University of California Davis Comprehensive Cancer Center, Sacramento, CA
Karen Kelly , Shuai Chen , Joanna B Eldredge , David Joseph Benjamin , Matthew C Mulroy , Nadeem Tabbara , John Sharp , Jonathan Wade Goldman , Matthew A. Gubens , Jeremy P. Harris , Megan Eileen Daly , Sandip Pravin Patel , Jason Chan , Amy Lauren Cummings , Viola Weijia Zhu
Background: Immune checkpoint inhibitors (ICIs) have demonstrated limited efficacy in patients (pts) with actionable oncogenic drivers. As a result, pts with the prototypic oncogenic drivers (EGFR and ALK) have purposefully been excluded from many NSCLC ICI trials although ICI is commonly used in combination with chemotherapy for these pts.

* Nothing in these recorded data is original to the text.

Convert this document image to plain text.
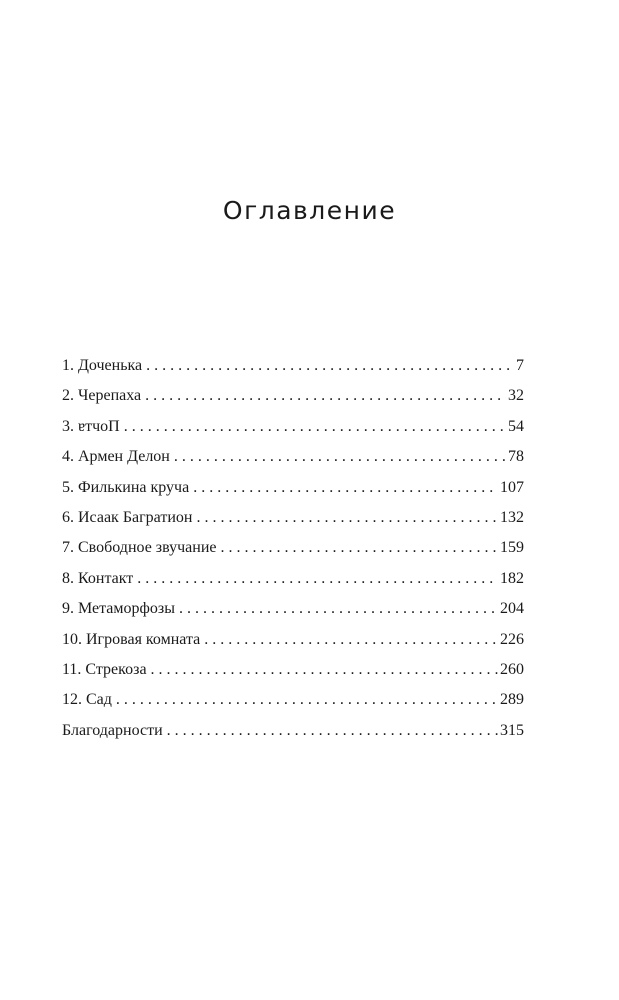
Оглавление
1. Доченька . . .	7
2. Черепаха . . .	32
3. ɐтчоП . . .	54
4. Армен Делон . . .	78
5. Филькина круча . . .	107
6. Исаак Багратион . . .	132
7. Свободное звучание . . .	159
8. Контакт . . .	182
9. Метаморфозы . . .	204
10. Игровая комната . . .	226
11. Стрекоза . . .	260
12. Сад . . .	289
Благодарности . . .	315
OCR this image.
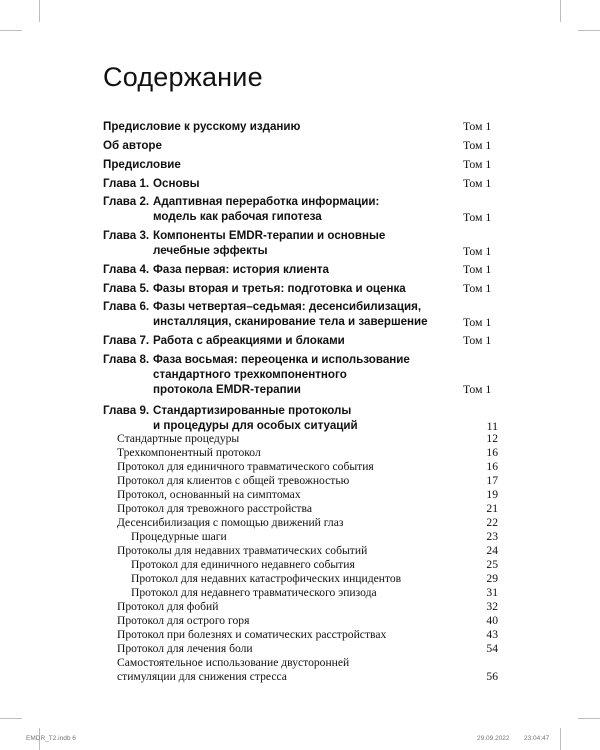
Содержание
Предисловие к русскому изданию	Том 1
Об авторе	Том 1
Предисловие	Том 1
Глава 1. Основы	Том 1
Глава 2. Адаптивная переработка информации:
модель как рабочая гипотеза	Том 1
Глава 3. Компоненты EMDR-терапии и основные
лечебные эффекты	Том 1
Глава 4. Фаза первая: история клиента	Том 1
Глава 5. Фазы вторая и третья: подготовка и оценка	Том 1
Глава 6. Фазы четвертая–седьмая: десенсибилизация,
инсталляция, сканирование тела и завершение	Том 1
Глава 7. Работа с абреакциями и блоками	Том 1
Глава 8. Фаза восьмая: переоценка и использование
стандартного трехкомпонентного
протокола EMDR-терапии	Том 1
Глава 9. Стандартизированные протоколы
и процедуры для особых ситуаций	11
Стандартные процедуры	12
Трехкомпонентный протокол	16
Протокол для единичного травматического события	16
Протокол для клиентов с общей тревожностью	17
Протокол, основанный на симптомах	19
Протокол для тревожного расстройства	21
Десенсибилизация с помощью движений глаз	22
Процедурные шаги	23
Протоколы для недавних травматических событий	24
Протокол для единичного недавнего события	25
Протокол для недавних катастрофических инцидентов	29
Протокол для недавнего травматического эпизода	31
Протокол для фобий	32
Протокол для острого горя	40
Протокол при болезнях и соматических расстройствах	43
Протокол для лечения боли	54
Самостоятельное использование двусторонней
стимуляции для снижения стресса	56
EMDR_T2.indb 6	29.09.2022 23:04:47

Data from one randomized trial that included pts with known EGFR and ALK alterations did not show a survival benefit with an ICI plus a platinum doublet. We sought to gain further insight into the role of chemotherapy plus ICI in pts with oncogenic driven tumors. Methods: We conducted a retrospective analysis of pts with oncogenic drivers (EGFR, ALK, ROS1, BRAF, MET, RET, HER2 and KRAS) who were treated with chemotherapy (C) or chemotherapy plus ICI (C+ICI) between 2018 and 2019 at the five University of California (UC) NCI Designated Cancer Centers (UC Irvine, UC Davis, UC Los Angeles, UC San Diego and UC San Francisco). Descriptive statistics were used. Kaplan-Meier plots and confidence intervals summarize PFS and OS in the overall cohort and oncogenic subgroups. Results: 125 pts were identified. Median age 64.1 years; M/F (45%/55%); White/Asian (59%/33%); Current/Former/Never Smokers (4%/39%/57%); PS 0/1/2(22%/68%/10%); prior number of tyrosine kinase inhibitors 0/1/2/ > 3 (46%/23%/19%/11%); Oncogenic driver: EGFR mutations (60%), KRAS mutations (23%), ALK fusions (8%), MET mutations (2.4%), RET fusions (1.6%), ROS1 fusions (1.6%), HER2 mutations (1.6%), and BRAF mutations (0.8%). The table below displays the efficacy outcomes. Conclusions: There was no survival benefit for pts with oncogenic drivers treated with chemotherapy plus an immune checkpoint inhibitor in the overall cohort or any of the subsets. Pts with KRAS mutations treated with C+ICI had a numerically longer median PFS than their counterparts treated with C. Updated data and additional analyses including PD-L1, TMB, co-mutations and toxicity will be presented.
Cohort | # of Pts (C/C+ICI) | PFS (HR) | Median PFS (C/C+ICI) | OS (HR) | Median OS (C/C+ICI) |
---|---|---|---|---|---|
All patients | 70/55 | 1.07 (0.72, 1.59) P = 0.72574 | 225 days/219 days | 0.80 (0.48, 1.33) P = 0.38655 | 555 days/653 days |
EGFR | 50/25 | 1.13 (0.67, 1.91) P = 0.64177 | 213 days/178 days | 0.77 (0.40, 1.49) P = 0.44319 | 496 days/574 days |
KRAS | 8/22 | 0.85 (0.33, 2.19) P = 0.73898 | 176 days/249 days | 0.82 (0.21, 3.21) P = 0.77742 | NR/NR |
Non-EGFR/KRAS | 12/8 | 1.37 (0.50, 3.71) P = 0.53906 | 285 days/200 days | 1.34 (0.35, 5.13) P = 0.66511 | 944 days/653 days |
Never smoker | 41/30 | 1.14 (0.68, 1.90) P = 0.62813) | 246 days/232 days | 0.77 (0.40, 1.48) P = 0.43269 | 555 days/599 days |
Current/Former smoker | 29/25 | 1.00 (0.54, 1.85) p = 0.99526 | 206 days/214 days | 0.83 (0.36, 1.92) P = 0.66541 | 546 days/NR |
PFS – Progression Free Survival; HR – Hazard Ratio; OS – Overall Survival; NR – Not Reached.